A calculation on moduli stabilization

In section 21.6 "Moduli stabilization and the landscape" in Zwiebach's string theory book, I read the sentence "Deriving the potential $V(R)$ associated with $R$ is a straightforward but technical calculation in general relativity". At this point I did not understand what the calculation was. I vaguely remembered a paper by Witten about instabilities in Kaluza-Klein spacetimes related to instantons. A calculation with instantons is indeed technical, but perhaps straightforward for experts. I found more information in a paper by Denef [1]. The calculation has nothing to do with instantons, but is indeed a straightforward calculation in differential geometry. In the rest of this blog post I set out the calculation in the form of a new exercise for Zwiebach's book.

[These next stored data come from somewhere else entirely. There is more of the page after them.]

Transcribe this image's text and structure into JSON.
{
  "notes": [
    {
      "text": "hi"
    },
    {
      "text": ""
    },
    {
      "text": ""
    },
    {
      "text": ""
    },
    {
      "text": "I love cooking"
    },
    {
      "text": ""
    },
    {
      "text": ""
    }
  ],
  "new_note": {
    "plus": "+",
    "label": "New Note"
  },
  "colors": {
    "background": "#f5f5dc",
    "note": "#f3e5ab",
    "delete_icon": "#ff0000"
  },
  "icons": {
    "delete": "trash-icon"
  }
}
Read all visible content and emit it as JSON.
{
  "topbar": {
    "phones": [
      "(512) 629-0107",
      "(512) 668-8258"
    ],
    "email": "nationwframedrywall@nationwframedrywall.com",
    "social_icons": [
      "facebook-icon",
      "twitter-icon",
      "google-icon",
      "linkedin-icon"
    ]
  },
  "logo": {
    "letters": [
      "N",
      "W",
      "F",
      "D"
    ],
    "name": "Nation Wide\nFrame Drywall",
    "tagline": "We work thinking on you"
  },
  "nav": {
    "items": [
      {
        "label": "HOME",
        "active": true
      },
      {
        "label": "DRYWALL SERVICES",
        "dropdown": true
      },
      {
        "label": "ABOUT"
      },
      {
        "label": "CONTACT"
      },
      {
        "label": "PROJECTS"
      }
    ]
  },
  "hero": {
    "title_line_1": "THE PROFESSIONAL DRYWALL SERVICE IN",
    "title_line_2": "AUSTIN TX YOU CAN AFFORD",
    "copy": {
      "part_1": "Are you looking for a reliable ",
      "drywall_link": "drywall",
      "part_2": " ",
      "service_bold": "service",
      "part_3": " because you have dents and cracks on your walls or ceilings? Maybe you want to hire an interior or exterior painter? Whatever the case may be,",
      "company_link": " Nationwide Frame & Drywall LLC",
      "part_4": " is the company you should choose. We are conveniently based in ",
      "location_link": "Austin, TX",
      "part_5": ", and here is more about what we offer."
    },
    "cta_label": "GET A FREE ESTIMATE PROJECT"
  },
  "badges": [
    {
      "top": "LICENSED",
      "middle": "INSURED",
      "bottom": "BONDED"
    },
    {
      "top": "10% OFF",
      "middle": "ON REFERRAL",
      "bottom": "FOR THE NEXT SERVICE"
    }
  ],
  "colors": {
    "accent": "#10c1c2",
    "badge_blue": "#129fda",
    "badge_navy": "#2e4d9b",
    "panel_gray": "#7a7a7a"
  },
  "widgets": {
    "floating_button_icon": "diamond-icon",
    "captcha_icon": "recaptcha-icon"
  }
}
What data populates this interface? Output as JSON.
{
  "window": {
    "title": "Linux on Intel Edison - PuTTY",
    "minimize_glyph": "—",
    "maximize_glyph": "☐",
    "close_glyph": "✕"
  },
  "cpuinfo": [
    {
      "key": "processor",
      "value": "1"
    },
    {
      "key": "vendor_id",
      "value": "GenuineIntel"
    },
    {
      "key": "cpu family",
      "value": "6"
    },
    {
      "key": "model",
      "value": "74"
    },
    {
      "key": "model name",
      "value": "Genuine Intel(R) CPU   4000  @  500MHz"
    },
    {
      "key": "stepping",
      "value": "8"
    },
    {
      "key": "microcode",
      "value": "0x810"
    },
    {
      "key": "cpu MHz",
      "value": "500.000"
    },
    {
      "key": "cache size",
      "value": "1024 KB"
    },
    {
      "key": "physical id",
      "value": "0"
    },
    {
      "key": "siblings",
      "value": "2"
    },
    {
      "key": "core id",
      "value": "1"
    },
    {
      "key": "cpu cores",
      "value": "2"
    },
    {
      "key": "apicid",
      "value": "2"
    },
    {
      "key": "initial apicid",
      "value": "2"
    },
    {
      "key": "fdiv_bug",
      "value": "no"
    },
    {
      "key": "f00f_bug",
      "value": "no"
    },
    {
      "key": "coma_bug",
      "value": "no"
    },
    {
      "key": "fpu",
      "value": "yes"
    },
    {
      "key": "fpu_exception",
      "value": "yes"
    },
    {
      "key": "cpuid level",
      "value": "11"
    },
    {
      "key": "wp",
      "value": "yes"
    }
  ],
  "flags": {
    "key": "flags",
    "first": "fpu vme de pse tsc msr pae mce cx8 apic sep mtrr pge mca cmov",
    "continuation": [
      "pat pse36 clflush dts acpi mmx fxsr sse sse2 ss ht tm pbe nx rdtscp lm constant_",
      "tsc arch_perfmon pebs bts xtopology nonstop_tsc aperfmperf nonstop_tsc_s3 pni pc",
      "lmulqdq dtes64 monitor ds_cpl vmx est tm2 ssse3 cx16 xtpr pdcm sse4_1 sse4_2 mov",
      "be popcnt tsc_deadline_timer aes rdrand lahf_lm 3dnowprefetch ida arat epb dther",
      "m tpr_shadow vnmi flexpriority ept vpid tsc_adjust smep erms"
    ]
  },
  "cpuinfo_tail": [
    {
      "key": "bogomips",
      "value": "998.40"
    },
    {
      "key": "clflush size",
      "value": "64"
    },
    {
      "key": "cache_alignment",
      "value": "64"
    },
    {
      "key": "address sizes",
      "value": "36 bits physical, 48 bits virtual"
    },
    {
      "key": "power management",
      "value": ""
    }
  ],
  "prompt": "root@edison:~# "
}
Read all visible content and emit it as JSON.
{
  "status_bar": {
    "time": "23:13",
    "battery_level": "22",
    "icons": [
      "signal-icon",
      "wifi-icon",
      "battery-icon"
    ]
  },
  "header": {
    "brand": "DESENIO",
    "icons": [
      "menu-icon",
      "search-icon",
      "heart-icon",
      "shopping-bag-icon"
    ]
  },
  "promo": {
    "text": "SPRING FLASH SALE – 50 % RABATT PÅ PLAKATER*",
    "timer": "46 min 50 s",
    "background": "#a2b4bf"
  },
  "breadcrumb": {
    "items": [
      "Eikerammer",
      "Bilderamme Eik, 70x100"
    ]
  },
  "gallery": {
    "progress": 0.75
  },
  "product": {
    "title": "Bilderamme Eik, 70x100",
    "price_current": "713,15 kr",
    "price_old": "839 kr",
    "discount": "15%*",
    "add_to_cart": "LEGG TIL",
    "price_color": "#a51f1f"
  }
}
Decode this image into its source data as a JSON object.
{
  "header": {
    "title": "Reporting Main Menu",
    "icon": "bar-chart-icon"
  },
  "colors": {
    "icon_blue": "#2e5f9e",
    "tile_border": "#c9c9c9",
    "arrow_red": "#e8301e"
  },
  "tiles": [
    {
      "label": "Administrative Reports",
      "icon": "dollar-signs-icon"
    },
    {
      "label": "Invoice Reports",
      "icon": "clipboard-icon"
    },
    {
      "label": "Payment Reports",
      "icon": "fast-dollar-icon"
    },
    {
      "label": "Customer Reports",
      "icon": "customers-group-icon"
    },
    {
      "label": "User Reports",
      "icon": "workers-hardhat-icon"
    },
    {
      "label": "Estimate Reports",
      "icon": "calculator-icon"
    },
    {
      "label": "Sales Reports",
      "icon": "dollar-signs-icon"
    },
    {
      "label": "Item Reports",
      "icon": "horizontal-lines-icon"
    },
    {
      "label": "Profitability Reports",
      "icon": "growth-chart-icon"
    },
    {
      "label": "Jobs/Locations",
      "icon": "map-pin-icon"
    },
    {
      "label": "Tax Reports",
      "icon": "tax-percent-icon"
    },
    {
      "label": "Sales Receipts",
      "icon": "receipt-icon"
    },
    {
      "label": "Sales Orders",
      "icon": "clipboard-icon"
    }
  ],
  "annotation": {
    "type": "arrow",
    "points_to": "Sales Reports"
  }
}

Problem 21.7 Calculation of the potential $V(R)$
This exercise steps through the calculation of equation (21.68) in Zwiebach. It is based on the paper Physics of String Flux Compactifications, Denef et al, 2007
(a) The Einstein-Hilbert action in 6 dimensions is \begin{equation*} S = \int\!\! d^6 x\ M_6^4 \sqrt{-G}\ \mathcal{R} \end{equation*} with $\mathcal{R}$ the Ricci scalar of the 6-dimensional metric. Suppose the 6-dimensional metric is of the form \begin{equation}\label{eq:20170225b} G_{MN}dx^M dx^N = g_{\mu\nu}dx^{\mu} dx^{\nu} + R^2(x) g_{ab} dx^a dx^b \end{equation} with $M,N$: $0,\ldots, 5$ and $\mu,\nu$: $0,\ldots, 3$ and $a,b$: $4,5$. Mathematicians call a metric of this form a warped product. A physical interpretation is a compactified space where the compactification radius $R(x)$ depends on the 4-dimensional spacetime. Calculate that the 6-dimensional Ricci scalar of the metric \eqref{eq:20170225b} has the form \begin{equation*} \mathcal{R} =\mathcal{R}_4- 4 \frac{\Delta R}{R} - \frac{2}{R^2} g^{\mu\nu} \partial_{\mu}R\ \partial_{\nu} R + \frac{1}{R^2} \mathcal{R}_2 \end{equation*} with $\mathcal{R}_4$ the Ricci-scalar of the 4-dimensional metric $g_{\mu\nu}$, $\mathcal{R}_2$ the Ricci-scalar of the 2-dimensional metric $g_{ab}$ and $\Delta$ the Laplacian with respect to the metric $g_{\mu\nu}$.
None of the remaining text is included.